Wednesday, November 5, 2014

For as long as I can remember..

I have always wanted babies. I can't think back to a time where I didn't want children, or when I wasn't sure. As far back as I can remember, I knew I was going to be a mom some day.

When I was in fifth grade we made a time line. It started when we were born, and we added big events in our lives up to age ten. Mine included moving and having two little sisters. The next step was to add life events we thought were going to happen in the future. Mine included going to college, getting married (at 24 I believe, which was pretty close!), having two babies (one at 26, one at 28). I knew at age ten that I was going to have babies.

So sitting here now, quickly approaching 31, I feel saddened by my baby-less life. I look around and see all of my cousins having babies left and right, like it's a contest or something. Friends who were married years after I, are now announcing pregnancies of babies two or three. My sister, who is six years younger than me, has two adorable children. The only thing I can think is... when's it my turn?!

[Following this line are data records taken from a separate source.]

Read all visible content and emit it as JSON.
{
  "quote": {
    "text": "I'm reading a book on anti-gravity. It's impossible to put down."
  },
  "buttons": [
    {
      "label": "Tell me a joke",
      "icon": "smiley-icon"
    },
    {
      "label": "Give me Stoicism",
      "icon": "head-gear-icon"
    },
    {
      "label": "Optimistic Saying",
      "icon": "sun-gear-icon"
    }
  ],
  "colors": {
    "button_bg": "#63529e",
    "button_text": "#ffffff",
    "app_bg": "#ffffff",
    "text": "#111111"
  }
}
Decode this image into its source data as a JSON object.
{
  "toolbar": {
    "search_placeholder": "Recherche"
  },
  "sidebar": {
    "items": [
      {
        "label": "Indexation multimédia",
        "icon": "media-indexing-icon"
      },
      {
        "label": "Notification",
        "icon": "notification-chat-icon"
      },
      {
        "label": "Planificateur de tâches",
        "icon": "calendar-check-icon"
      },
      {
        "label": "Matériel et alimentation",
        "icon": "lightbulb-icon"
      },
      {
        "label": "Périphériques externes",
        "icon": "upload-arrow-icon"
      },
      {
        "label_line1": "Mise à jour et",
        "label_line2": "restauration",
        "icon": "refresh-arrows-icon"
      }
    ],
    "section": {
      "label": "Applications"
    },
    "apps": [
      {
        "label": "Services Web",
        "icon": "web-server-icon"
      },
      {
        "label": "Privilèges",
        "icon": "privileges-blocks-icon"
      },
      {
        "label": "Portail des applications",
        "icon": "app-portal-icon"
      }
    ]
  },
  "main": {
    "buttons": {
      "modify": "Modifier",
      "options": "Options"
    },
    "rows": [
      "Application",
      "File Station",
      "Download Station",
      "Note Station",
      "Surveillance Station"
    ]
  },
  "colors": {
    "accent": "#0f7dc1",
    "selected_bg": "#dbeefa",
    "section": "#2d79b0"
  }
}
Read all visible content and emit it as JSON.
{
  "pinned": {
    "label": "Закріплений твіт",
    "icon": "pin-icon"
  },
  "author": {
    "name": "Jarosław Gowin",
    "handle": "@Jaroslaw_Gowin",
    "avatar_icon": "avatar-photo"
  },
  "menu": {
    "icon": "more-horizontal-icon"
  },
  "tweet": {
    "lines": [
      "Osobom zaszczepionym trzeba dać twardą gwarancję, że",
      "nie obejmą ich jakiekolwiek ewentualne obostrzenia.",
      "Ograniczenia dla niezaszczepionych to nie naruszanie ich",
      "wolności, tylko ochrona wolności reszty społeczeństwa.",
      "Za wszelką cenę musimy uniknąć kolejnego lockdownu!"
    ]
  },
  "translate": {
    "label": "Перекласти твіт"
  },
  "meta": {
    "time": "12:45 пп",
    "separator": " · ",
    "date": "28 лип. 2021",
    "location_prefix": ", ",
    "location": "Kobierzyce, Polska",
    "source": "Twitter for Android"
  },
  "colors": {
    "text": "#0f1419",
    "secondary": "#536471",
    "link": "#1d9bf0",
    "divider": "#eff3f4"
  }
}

People say that God has a plan and he will provide when the time is right. My husband always said that he wanted to wait until we were more financially stable so one (or both) of us could work from home (or not at all), so we could be there to watch our children grow up. To have the means to support our family and give our children things we might not have been able to have growing up. We are finally approaching that stage in our lives and I can't help but feel like we took too long to get here. Why hasn't God delivered? What plan does he have for us?

I've never, ever imagined that there could be the possibility of not having children in my life. And I'm finally at the place where it saddens me. I feel incomplete.